First, she dialed 911. Then Gina Gartner, area manager for Dominium Management Services, called the Minnesota-based firm's public relations vendor to report that a body had been found in an Elk River, Minn., apartment.
Within hours, the vendor, New School Communications in Minneapolis, had hand-delivered a letter to the door of each resident explaining why hazardous materials crews had invaded their building—a tenant who found the body reported that it was attached to a propane tank, which officials feared might explode—and why police had evacuated it. The correspondence also said there was no reason to suspect foul play and invited residents to come to the manager's office with questions.
The letter arrived just in time to quell rumors of a murder. The next day, after police ruled the death a suicide, the vendor handed out another letter giving residents an update.
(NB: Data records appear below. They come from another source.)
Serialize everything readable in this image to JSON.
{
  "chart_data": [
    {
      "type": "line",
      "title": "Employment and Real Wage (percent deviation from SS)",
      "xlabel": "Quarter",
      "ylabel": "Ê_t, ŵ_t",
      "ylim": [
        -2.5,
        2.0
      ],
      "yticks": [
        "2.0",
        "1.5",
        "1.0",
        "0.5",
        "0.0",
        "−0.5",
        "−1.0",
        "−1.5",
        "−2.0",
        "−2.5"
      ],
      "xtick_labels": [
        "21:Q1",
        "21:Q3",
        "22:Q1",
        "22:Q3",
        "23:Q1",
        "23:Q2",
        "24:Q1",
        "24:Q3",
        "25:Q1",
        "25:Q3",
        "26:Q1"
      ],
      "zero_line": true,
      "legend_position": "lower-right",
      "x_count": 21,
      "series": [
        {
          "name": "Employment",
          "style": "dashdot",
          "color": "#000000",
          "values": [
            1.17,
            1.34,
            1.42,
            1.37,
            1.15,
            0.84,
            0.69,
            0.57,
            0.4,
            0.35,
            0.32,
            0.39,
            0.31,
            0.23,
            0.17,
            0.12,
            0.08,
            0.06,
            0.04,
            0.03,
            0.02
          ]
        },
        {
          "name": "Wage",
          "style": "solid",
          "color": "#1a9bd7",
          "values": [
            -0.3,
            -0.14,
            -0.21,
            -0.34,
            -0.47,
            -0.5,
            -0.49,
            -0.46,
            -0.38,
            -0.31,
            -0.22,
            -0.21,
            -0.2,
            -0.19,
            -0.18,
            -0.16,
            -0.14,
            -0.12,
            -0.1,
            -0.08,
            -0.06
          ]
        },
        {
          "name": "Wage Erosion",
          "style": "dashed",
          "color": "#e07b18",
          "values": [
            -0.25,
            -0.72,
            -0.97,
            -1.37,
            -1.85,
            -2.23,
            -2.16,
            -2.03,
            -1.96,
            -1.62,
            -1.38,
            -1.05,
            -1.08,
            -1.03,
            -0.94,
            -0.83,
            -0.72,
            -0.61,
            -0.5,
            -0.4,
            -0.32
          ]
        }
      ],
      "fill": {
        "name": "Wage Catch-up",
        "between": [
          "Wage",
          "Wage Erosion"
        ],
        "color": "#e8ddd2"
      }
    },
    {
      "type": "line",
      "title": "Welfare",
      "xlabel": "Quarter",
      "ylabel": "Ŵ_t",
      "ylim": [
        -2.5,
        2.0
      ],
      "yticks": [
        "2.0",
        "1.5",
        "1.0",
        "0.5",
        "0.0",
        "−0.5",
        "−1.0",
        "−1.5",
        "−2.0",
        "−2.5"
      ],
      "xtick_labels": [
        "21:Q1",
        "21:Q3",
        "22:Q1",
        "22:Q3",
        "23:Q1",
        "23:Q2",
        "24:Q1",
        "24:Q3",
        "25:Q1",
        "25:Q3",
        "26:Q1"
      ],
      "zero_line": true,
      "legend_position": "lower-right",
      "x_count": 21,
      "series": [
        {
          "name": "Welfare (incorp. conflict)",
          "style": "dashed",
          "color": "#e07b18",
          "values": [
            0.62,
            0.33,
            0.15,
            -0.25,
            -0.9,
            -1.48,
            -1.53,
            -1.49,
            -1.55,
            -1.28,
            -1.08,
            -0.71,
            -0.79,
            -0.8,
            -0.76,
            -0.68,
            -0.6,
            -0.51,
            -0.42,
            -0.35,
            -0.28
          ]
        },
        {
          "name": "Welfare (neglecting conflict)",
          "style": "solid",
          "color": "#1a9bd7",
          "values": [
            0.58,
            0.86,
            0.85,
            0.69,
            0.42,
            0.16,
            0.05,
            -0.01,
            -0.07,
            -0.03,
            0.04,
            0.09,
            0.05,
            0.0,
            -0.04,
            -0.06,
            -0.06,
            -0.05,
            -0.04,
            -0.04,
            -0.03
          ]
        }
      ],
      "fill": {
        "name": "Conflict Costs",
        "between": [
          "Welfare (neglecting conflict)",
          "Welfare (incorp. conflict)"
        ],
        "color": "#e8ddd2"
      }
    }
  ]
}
In the meantime, Gartner and the building's manager left their office doors open and stayed at the complex until late at night in case residents wanted to talk.
“My philosophy is the more we communicate, the better for the residents,” says Gartner. “They're going to take their direction from the management office. Are we going to close the door and be secretive about this, or open the door and communicate openly about it?”
Opening the door, experts say, was the right choice.
“In the absence of communication, rumor is going to fill the gap,” says Jonathan Bernstein of Bernstein Crisis Management in Los Angeles. “If you do not communicate, you're allowing people to draw conclusions between their ears.”
First Steps Blois Olson, president of New School Communications, agrees. Keeping residents informed is key to preventing a trauma like a murder, suicide, or fire from scaring tenants into looking for apartments elsewhere, he says.
Management's first step after a crime or during an emergency, he says, should be to call the police and secure the crime scene. Second, staffers should turn their attention to the tenants by letting them know what happened and helping them find temporary lodging if they need it. Next, they should try to get things back to normal.
Property staff shouldn't be shy about asking for help: “Most owners and property managers ... are in somewhat of a state of shock when something major happens,” notes Olson. “If it's a violent crime, there's a good chance they'll know the victim, or this could be the first time they've encountered such a thing. It's good to take a step back, deal with their own feelings, and ask for help.”